Lucy Gonzalez Parsons was a labor activist in the 1870s and the first African-American womens labor organizer. She led the first May Day labor parade in the US which was a testament to the growing labor movement in the wake of the Haymarket Affair. The attention it drew helped establish the 8-hour work day and contributed to the institution of Labor Day as a national holiday.
Lucy was born in Texas around 1853 and was of African-American, and possibly Mexican and Native American descent. She and her husband, Albert Parsons, moved to Chicago in 1873 to escape personal threats due to their labor views and their inter-racial marriage, which was forbidden.
Albert made a name for himself during the 1877 rail strikes which swept across the country. He spoke to crowds of tens of thousands of angry workers and called for peaceful negotiations. Albert was sentenced to death for his role in the Haymarket Riots. While in prison he wrote "Anarchism: Its Philosophy and Scientific Basis."

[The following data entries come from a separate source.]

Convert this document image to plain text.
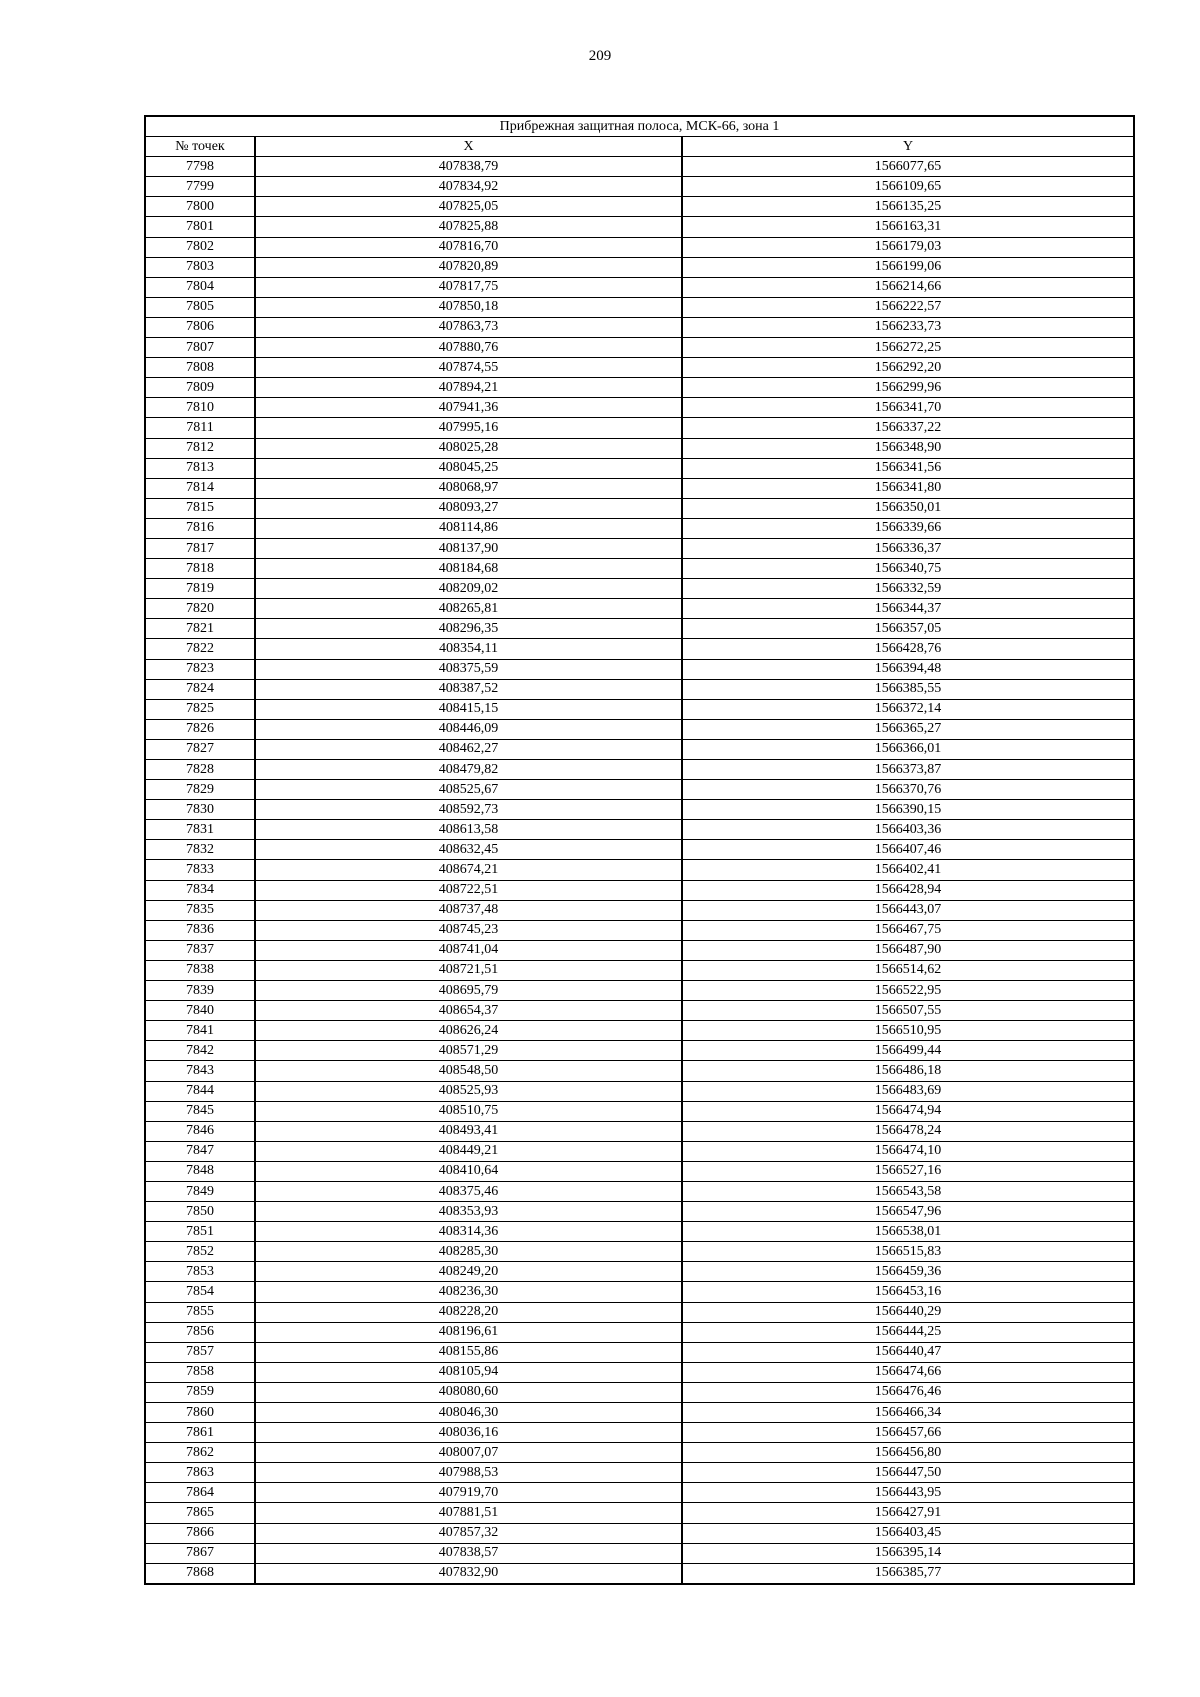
209
Прибрежная защитная полоса, МСК-66, зона 1		
№ точек	X	Y
7798	407838,79	1566077,65
7799	407834,92	1566109,65
7800	407825,05	1566135,25
7801	407825,88	1566163,31
7802	407816,70	1566179,03
7803	407820,89	1566199,06
7804	407817,75	1566214,66
7805	407850,18	1566222,57
7806	407863,73	1566233,73
7807	407880,76	1566272,25
7808	407874,55	1566292,20
7809	407894,21	1566299,96
7810	407941,36	1566341,70
7811	407995,16	1566337,22
7812	408025,28	1566348,90
7813	408045,25	1566341,56
7814	408068,97	1566341,80
7815	408093,27	1566350,01
7816	408114,86	1566339,66
7817	408137,90	1566336,37
7818	408184,68	1566340,75
7819	408209,02	1566332,59
7820	408265,81	1566344,37
7821	408296,35	1566357,05
7822	408354,11	1566428,76
7823	408375,59	1566394,48
7824	408387,52	1566385,55
7825	408415,15	1566372,14
7826	408446,09	1566365,27
7827	408462,27	1566366,01
7828	408479,82	1566373,87
7829	408525,67	1566370,76
7830	408592,73	1566390,15
7831	408613,58	1566403,36
7832	408632,45	1566407,46
7833	408674,21	1566402,41
7834	408722,51	1566428,94
7835	408737,48	1566443,07
7836	408745,23	1566467,75
7837	408741,04	1566487,90
7838	408721,51	1566514,62
7839	408695,79	1566522,95
7840	408654,37	1566507,55
7841	408626,24	1566510,95
7842	408571,29	1566499,44
7843	408548,50	1566486,18
7844	408525,93	1566483,69
7845	408510,75	1566474,94
7846	408493,41	1566478,24
7847	408449,21	1566474,10
7848	408410,64	1566527,16
7849	408375,46	1566543,58
7850	408353,93	1566547,96
7851	408314,36	1566538,01
7852	408285,30	1566515,83
7853	408249,20	1566459,36
7854	408236,30	1566453,16
7855	408228,20	1566440,29
7856	408196,61	1566444,25
7857	408155,86	1566440,47
7858	408105,94	1566474,66
7859	408080,60	1566476,46
7860	408046,30	1566466,34
7861	408036,16	1566457,66
7862	408007,07	1566456,80
7863	407988,53	1566447,50
7864	407919,70	1566443,95
7865	407881,51	1566427,91
7866	407857,32	1566403,45
7867	407838,57	1566395,14
7868	407832,90	1566385,77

Lucy's views became more radical and militant after Albert's death. She published Albert's manifesto and wrote for the publications The Socialist and The Alarm. Lucy co-founded Industrial Workers of the World (IWW) with Eugene Debs and Mother Jones. She carried on the fight for workers rights for the next 55 years, until the end of her life.
A Chicago Park is also named in her honor at Belmont and Kilpatrick, which is less than a mile from where she lived. She died in a house fire at 3130 N. Troy Street
Honorary Lucy Gonzalez Parsons Way
Kedzie and Shubert near the Logan Square Blue Line CTA Station
Neighborhood: Avondale / Logan Square
Dedication: May Day, May 1, 2017
Lucy Ella Gonzales Parsons 1853-1942, age 89.